The transition also demands a cultural shift within the organization towards a customer-centric, service-oriented approach. This shift might involve retraining staff to focus on long-term customer relationships rather than short-term project completions. For instance, sales teams must learn to sell services based on their ongoing value rather than one-time project benefits. Developing a continuous learning environment can help employees stay updated on the latest technologies and service management practices, ensuring they are equipped to deliver high-quality managed services.

Step 5: Overcoming Transition Challenges

VARs face several challenges when transitioning to managed services. Internal resistance to change can be mitigated through effective communication and involving employees in the transition process, helping them understand the benefits and how it will affect their roles. Educating customers about the advantages of managed services, like cost savings, improved security, and proactive support, can help in retaining existing clients and attracting new ones. Maintaining service quality is crucial for building trust and credibility. Regular training, quality assurance processes, and customer feedback mechanisms can help VARs uphold high service standards.
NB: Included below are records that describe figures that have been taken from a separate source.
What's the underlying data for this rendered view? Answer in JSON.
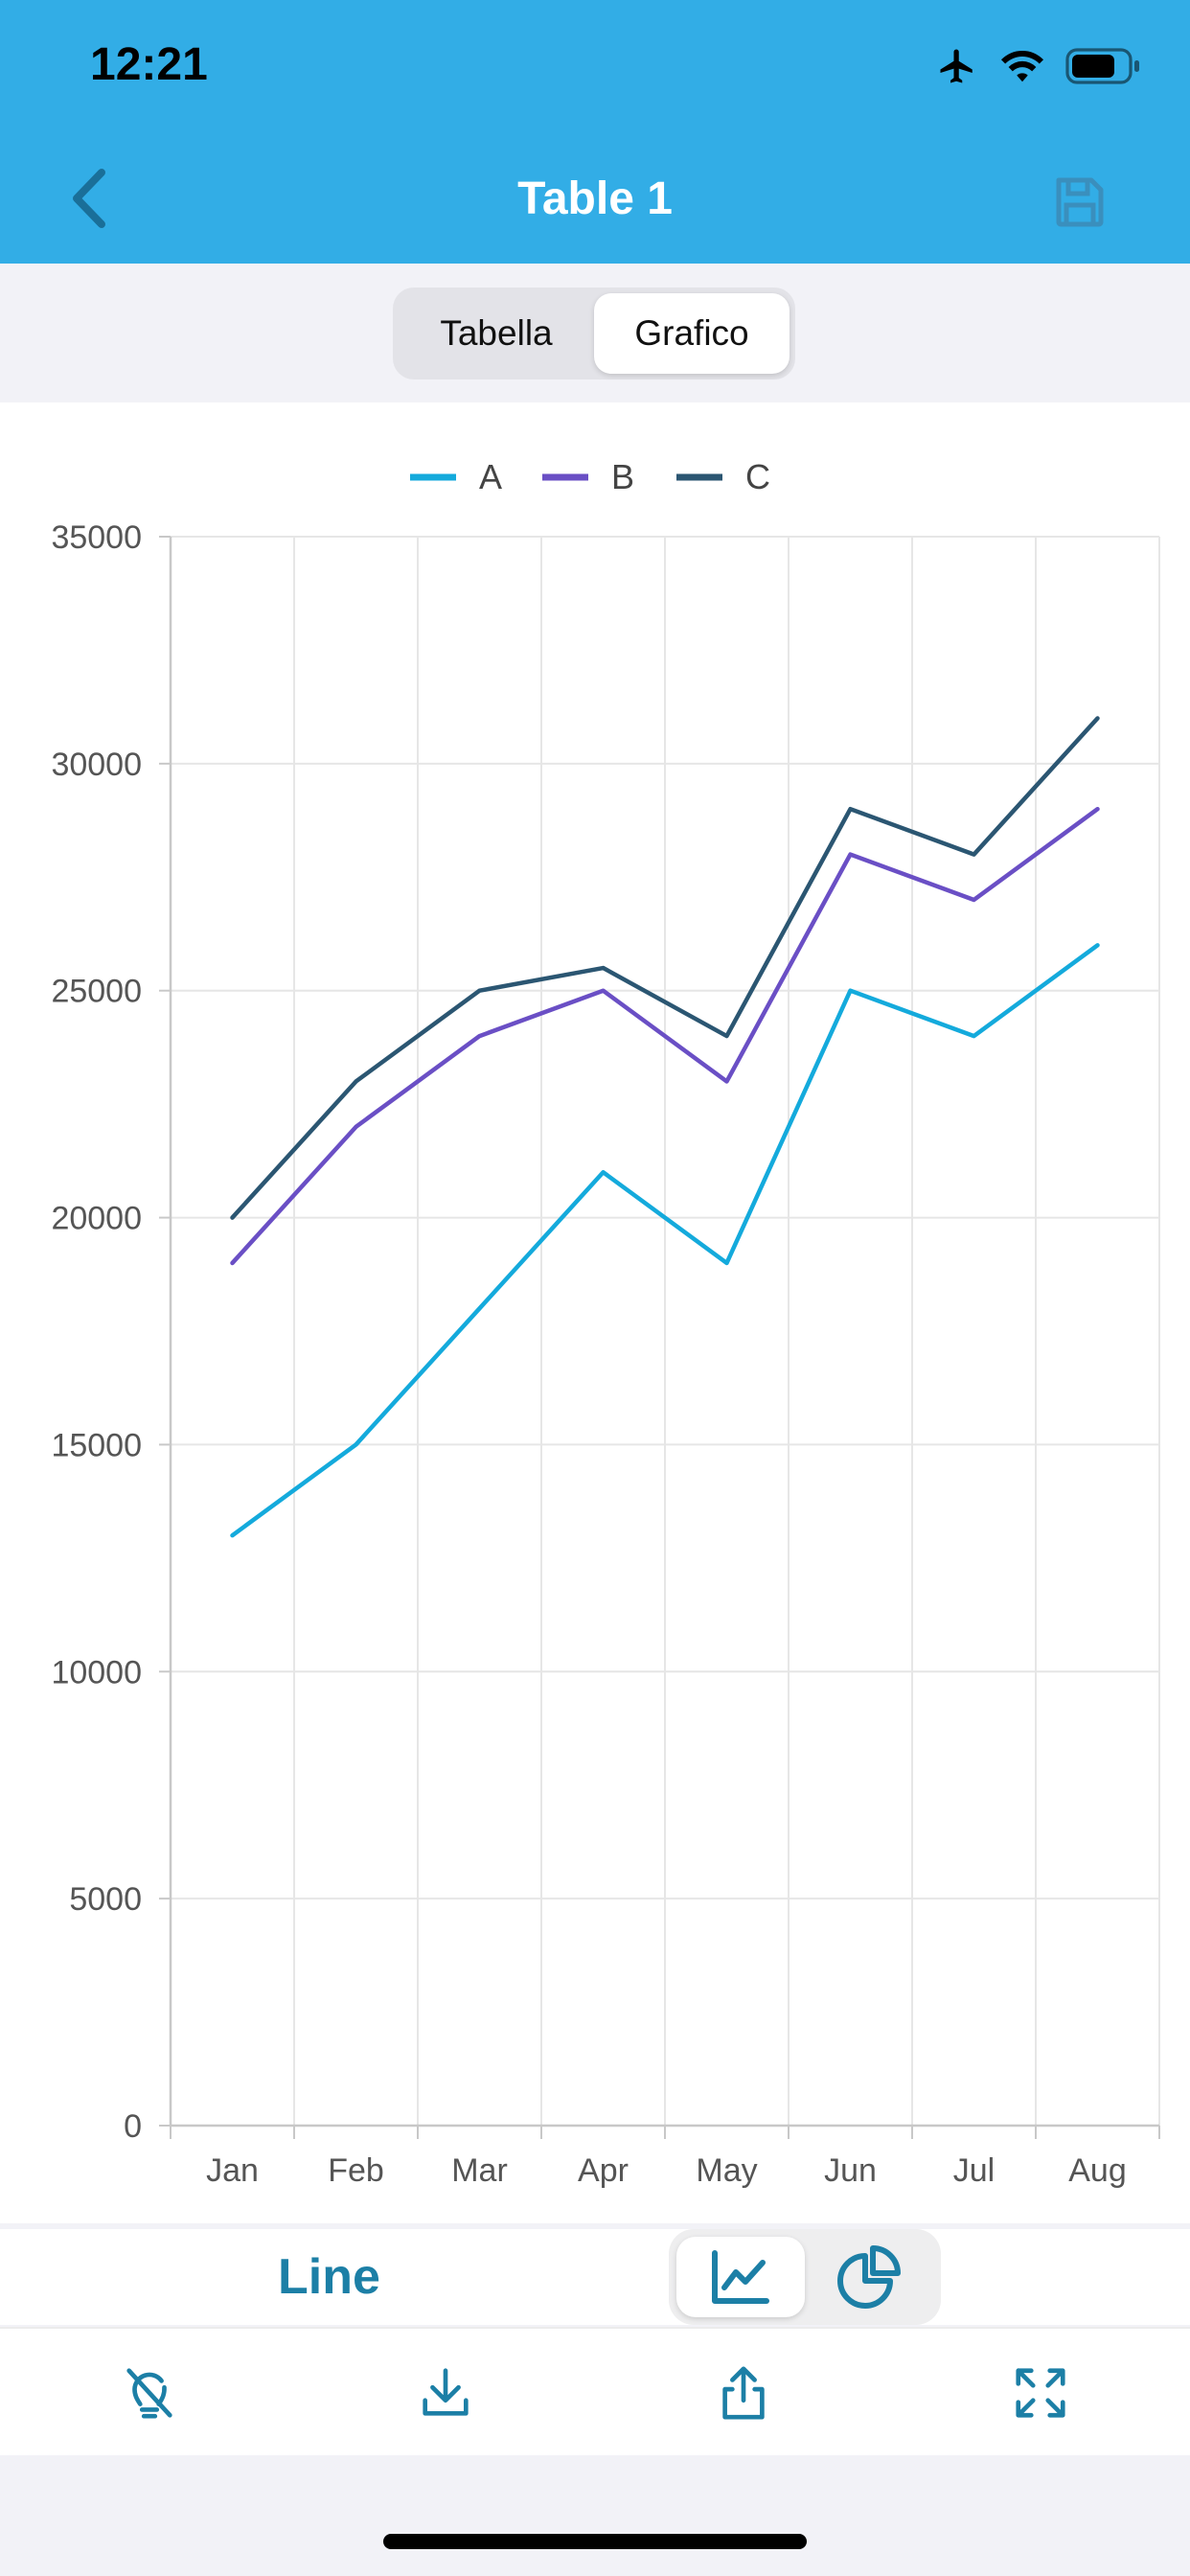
{
  "status_bar": {
    "time": "12:21",
    "icons": [
      "airplane-icon",
      "wifi-icon",
      "battery-icon"
    ]
  },
  "nav": {
    "title": "Table 1",
    "back_icon": "chevron-left-icon",
    "save_icon": "save-icon"
  },
  "segments": [
    {
      "label": "Tabella",
      "active": false
    },
    {
      "label": "Grafico",
      "active": true
    }
  ],
  "colors": {
    "header": "#32ade6",
    "series_a": "#14aadc",
    "series_b": "#6a4fc5",
    "series_c": "#2b5672",
    "accent": "#1c7fa6"
  },
  "chart_data": {
    "type": "line",
    "title": "",
    "xlabel": "",
    "ylabel": "",
    "categories": [
      "Jan",
      "Feb",
      "Mar",
      "Apr",
      "May",
      "Jun",
      "Jul",
      "Aug"
    ],
    "ylim": [
      0,
      35000
    ],
    "yticks": [
      "0",
      "5000",
      "10000",
      "15000",
      "20000",
      "25000",
      "30000",
      "35000"
    ],
    "grid": true,
    "legend_position": "top-center",
    "series": [
      {
        "name": "A",
        "color": "#14aadc",
        "values": [
          13000,
          15000,
          18000,
          21000,
          19000,
          25000,
          24000,
          26000
        ]
      },
      {
        "name": "B",
        "color": "#6a4fc5",
        "values": [
          19000,
          22000,
          24000,
          25000,
          23000,
          28000,
          27000,
          29000
        ]
      },
      {
        "name": "C",
        "color": "#2b5672",
        "values": [
          20000,
          23000,
          25000,
          25500,
          24000,
          29000,
          28000,
          31000
        ]
      }
    ]
  },
  "chart_type": {
    "label": "Line",
    "options": [
      {
        "icon": "line-chart-icon",
        "active": true
      },
      {
        "icon": "pie-chart-icon",
        "active": false
      }
    ]
  },
  "toolbar": {
    "items": [
      "lightbulb-off-icon",
      "download-icon",
      "share-icon",
      "expand-icon"
    ]
  }
}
For example, implementing a customer relationship management (CRM) system can enhance client communication and service tracking, ensuring consistent and efficient service delivery.

Final Thoughts

The managed services model offers VARs a pathway to sustained growth and competitiveness by aligning with customer preferences for OPEX over CAPEX, ensuring they keep critical cash reserves. By understanding the nuances of managed services, preparing thoroughly for the transition, and effectively managing the challenges, VARs can seize this opportunity for transformation and long-term success. Embracing the managed services model is not just a strategic business decision but a commitment to evolving with the industry’s demands and providing unparalleled value to customers.